Geoffrey Reaume’s groundbreaking book Remembrance of Patients Past will be relaunched April 21 at the Gladstone Hotel on Queen Street West.
The book was the first to document 19th-century life in the Toronto Insane Asylum (now the Centre for Addiction & Mental Health) from patients’ rather than doctors’ points of view. Reaume, a professor of critical disabilities studies and health ethics in York’s Faculty of Health, wrote it as his PhD thesis. (See YFile, Feb 13, 2007.)

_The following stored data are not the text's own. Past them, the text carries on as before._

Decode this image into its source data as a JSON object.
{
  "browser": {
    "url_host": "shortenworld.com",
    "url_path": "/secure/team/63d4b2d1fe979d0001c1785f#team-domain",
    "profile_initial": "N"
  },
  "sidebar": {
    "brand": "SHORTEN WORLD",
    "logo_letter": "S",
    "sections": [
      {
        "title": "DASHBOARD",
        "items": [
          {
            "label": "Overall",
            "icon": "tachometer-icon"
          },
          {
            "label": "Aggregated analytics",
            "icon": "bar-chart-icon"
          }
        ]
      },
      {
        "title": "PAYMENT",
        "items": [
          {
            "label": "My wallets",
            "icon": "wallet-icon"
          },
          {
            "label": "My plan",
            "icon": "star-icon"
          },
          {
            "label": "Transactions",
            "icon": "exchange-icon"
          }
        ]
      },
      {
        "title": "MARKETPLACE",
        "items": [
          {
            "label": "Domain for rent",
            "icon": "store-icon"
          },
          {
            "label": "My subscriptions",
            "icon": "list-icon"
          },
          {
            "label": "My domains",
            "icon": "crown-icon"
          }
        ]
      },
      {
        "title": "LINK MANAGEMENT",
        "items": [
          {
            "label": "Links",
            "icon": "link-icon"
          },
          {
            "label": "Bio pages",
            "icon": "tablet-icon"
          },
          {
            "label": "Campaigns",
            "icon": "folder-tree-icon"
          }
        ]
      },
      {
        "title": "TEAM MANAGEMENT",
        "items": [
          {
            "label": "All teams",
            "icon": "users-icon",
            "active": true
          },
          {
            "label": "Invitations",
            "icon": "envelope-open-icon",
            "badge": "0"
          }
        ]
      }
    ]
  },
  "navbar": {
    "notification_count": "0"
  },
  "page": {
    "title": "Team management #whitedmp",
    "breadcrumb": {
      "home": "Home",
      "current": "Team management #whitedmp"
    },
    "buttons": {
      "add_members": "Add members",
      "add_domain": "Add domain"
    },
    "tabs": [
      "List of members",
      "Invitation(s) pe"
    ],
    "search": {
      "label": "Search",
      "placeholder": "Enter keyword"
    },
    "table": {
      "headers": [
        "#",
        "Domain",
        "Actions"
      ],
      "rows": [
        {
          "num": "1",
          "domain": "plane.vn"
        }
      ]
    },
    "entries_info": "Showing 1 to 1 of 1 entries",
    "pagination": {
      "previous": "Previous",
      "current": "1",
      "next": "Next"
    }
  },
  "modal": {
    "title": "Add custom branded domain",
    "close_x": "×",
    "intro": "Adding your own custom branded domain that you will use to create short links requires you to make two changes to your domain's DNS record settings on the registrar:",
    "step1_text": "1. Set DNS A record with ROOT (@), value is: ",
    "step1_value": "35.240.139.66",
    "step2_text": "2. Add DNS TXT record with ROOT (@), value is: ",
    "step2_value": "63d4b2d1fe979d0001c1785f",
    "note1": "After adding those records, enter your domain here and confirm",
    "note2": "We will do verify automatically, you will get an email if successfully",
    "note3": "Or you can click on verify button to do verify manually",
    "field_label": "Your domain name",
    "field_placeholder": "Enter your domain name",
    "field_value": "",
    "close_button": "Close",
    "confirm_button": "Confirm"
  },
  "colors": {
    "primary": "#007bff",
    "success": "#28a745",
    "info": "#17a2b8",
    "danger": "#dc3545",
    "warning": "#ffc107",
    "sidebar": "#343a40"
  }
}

In 2000, Oxford University Press published 1,600 copies. Five years later, the book went out of print, but due to popular demand, University of Toronto Press has reissued 200.
Reaume says continuing demand comes from those who take his tour of the historical brick wall built by patients and surrounding CAMH. Over the past 10 years, he has given 63 guided tours to hundreds of people, mostly community and school groups but also those taking part in Toronto’s Doors Open and the annual Mad Pride celebration.
He will give the 64th at 6pm on Wednesday to kick off the book relaunch as part of This Is Not A Reading Series. Afterwards, back at the Gladstone Hotel Ballroom, he will have an onstage conversation with Ruth Ruth Stackhouse, a psychiatric survivor and director of The Friendly Spike Theatre Band. The evening ends with a silent auction of bricks painted by local artists to help the Psychiatric Survivors Archives of Toronto pay for installing historical plaques at the wall.
Right: Geoffrey Reaume
In keeping with the theme of the evening, three installation pieces from The Story Behind The Wall, an exhibition by Workman Arts inspired by Reaume’s text, will be displayed on stage. The sculptures were first exhibited at CAMH last year as part of Scotiabank Nuit Blanche.